Georgia businesses are speaking out against Major League Baseball’s (MLB) decision to punish the state’s new voting law by moving the All-Star Game from Atlanta to Denver, saying the league’s decision to move the All-Star Game to Colorado was “crushing.”
Tudy Rodney of Rodney’s Jamaican Soul Food in Atlanta told FOX 5 Atlanta’s “Good Day Atlanta” on Monday that the move by the MLB was “crushing.” Rodney’s restaurant is near the Braves’ ballpark.
“We’re trying to build back from a pandemic that happened last year, and something like this is not good for business,” said Rodney. “Rodney’s will suffer.”
Job Creators Network CEO Alfredo Ortiz told “Fox and Friends” on Monday that the MLB’s move “absolutely” leaves a pit in his stomach.
“They’re barely making it out of the COVID-19 pandemic, and now they’re fac[ing] under the Biden administration potentially higher taxes, higher minimum wage, more red tape and regulations, and now this,” said Ortiz.

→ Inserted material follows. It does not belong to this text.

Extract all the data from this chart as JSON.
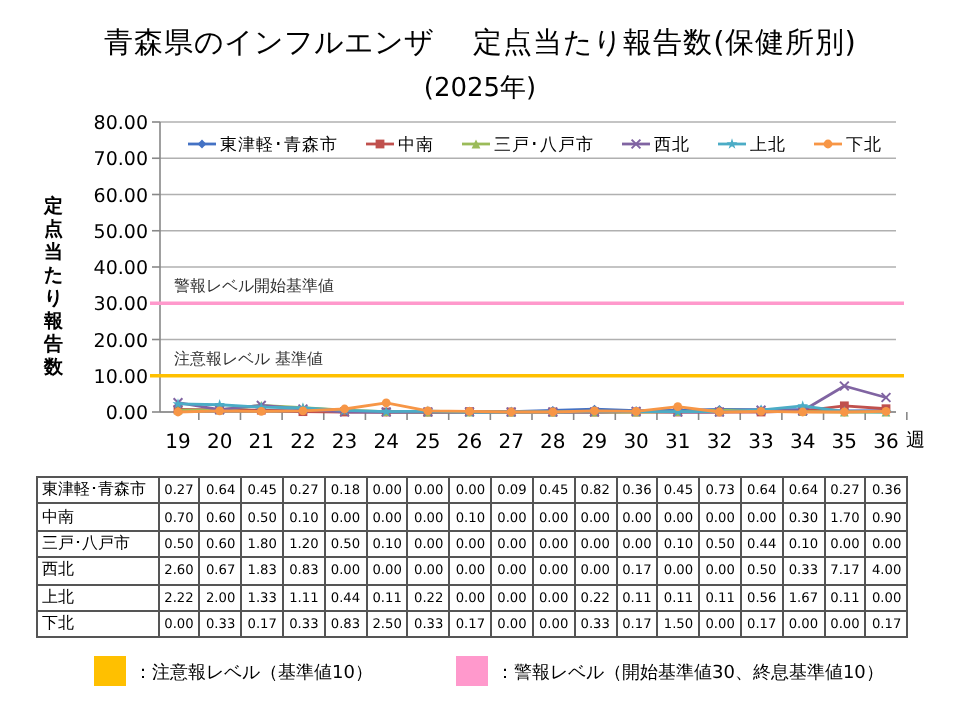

Ortiz said that the estimated cost on the state of pulling the All-Star Game from Atlanta was “upwards of $100 million.”
“A lot of these were minority-owned businesses that were really looking forward [to] and desperately needed this kind of revenue in stream,” said Ortiz. “And all because, quite frankly, there was a misinterpretation or misunderstanding or, quite frankly, just an outright lie of the law that was passed here in Georgia on voting rights.”
“And, the bottom line is that, that law — it just makes it easy to vote and hard to cheat,” added Ortiz.
Professional sporting events, especially special events like the MLB All-Star Game, can be a major revenue source for host cities.
In 2019, Cleveland raked in $65 million from the event. Washington, DC made $68 million while hosting the 2018 All-Star Game.
White House press secretary Jen Psaki claimed on Tuesday that the voting law at the center of the controversy was “built on a lie” and said that there was no “widespread voter fraud in the 2020 election.”